Bu tartışmanın her iki tarafındaki insanların kendi nedenleri olsa da dinin evrimini ya bu ya o şeklinde sınırlamak yararsızdır. Körlemesine bir evrimsel sürecin sadece bir yan ürünü olan bir şey, insanlar tarafından belirli bir işlevi gerçekleştirmek veya belirli bir sorunu çözmek için kullanılabilir (bu konuda daha fazla bilgi almak için Yarının Tanrıları yazımızı okuyabilirsiniz).
Bu, müzik dahil birçok davranış açısından doğru olabilir fakat din, özgecilik (başkalarını düşünme, sevme, Tür: "diğerkâmlık", İng: "altruism") ve hatta bazen özveri gibi son derece zorlu davranışlar gerektirdiğinden, kendine özgü bir bilmece ortaya koyar.
Bu nedenle Dunbar gibi bazı teorisyenler, bireyin ötesinde grubun yaşamını sürdürmesine bakmak gerektiğini savunur.
Bu, Dunbar’ın tanımladığı şekilde “uyumun yararlarının, her zaman bireyin kendi eylemlerinin doğrudan ürünleri olmasındansa, bazen grup düzeyindeki etkileri yoluyla bireylere kazanç sağladığını kabul eden” çok düzeyli seçilim olarak bilinir.
Buna bir örnek, toplulukların herhangi bir üyesinin bireysel olarak yakalayabileceğinden daha büyük avlar yakalamasına olanak veren ortaklaşa avlanmadır.
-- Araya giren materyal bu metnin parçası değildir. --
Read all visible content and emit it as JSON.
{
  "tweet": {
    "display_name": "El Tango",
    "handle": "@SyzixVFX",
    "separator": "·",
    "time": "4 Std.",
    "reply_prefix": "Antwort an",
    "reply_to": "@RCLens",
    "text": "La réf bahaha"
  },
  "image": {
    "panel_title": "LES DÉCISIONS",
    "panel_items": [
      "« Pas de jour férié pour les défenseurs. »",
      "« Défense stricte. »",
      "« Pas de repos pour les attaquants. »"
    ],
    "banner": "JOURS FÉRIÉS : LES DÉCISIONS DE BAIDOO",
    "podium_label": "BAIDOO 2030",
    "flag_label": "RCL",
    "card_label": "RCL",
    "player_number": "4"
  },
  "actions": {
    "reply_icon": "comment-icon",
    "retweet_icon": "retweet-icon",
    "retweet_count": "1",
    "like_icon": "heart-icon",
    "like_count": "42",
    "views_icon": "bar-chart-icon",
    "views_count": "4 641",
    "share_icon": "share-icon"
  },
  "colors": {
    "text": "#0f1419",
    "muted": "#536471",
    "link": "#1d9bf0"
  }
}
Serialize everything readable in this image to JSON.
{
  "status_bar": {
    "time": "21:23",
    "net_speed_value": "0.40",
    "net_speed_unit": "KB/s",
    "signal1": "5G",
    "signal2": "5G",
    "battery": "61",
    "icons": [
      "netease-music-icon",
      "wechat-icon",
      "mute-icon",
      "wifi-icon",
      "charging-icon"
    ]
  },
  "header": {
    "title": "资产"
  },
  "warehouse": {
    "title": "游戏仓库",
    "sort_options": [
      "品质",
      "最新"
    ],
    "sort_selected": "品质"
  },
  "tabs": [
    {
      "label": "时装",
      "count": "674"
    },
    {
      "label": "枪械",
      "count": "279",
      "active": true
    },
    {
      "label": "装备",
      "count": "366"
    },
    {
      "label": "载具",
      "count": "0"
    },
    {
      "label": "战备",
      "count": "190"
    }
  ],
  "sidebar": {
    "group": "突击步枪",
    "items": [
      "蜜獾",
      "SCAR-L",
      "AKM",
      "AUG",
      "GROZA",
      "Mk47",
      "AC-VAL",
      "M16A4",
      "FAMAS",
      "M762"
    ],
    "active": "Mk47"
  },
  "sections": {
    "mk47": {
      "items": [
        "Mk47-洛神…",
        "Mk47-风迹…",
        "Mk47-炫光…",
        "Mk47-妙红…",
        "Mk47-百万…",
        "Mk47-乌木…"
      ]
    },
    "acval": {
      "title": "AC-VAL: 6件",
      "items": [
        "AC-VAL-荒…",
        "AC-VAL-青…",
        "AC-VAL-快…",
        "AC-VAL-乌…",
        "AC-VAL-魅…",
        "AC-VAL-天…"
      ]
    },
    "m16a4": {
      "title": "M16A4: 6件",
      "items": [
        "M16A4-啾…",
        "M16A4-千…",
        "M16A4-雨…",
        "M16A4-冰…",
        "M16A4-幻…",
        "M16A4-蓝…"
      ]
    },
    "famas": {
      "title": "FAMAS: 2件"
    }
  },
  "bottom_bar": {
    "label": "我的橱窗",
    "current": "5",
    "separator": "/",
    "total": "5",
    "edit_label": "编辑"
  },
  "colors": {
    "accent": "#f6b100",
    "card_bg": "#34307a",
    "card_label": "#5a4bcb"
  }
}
Daha büyük av, eti paylaşmak zorunda olsam da benim için daha fazla et demektir, çünkü paylaşılan hayvan tek başıma yakalayabileceğim herhangi bir şeyden daha büyüktür. Dunbar, böylesi grup düzeyindeki süreçlerin “bireyin, gruptaki diğer üyelerin gereksinimlerine duyarlı olmasını gerektirdiğini” söyler.
Tarihte bireysel bir yaratığın dini yoktur. Bizim hikayemiz, biz ile ilgilidir.
Önce Duygu
Dini anlamak istiyorsak, öncelikle insan atalarının ilk başta gruplar halinde yaşamak yönünde nasıl evrildiğini anlamak için tarihin derinliklerine bakmak gerekir.
Jonathan Turner, The Emergence and Evolution of Religion başlıklı kitabında şöyle yazıyor:[3]
Sonuçta bizler, zayıf sosyal bağları olan ve kalıcı grup yapıları olmayan, uzun bir hominoid (kuyruksuz maymun) ata soyundan geliyoruz.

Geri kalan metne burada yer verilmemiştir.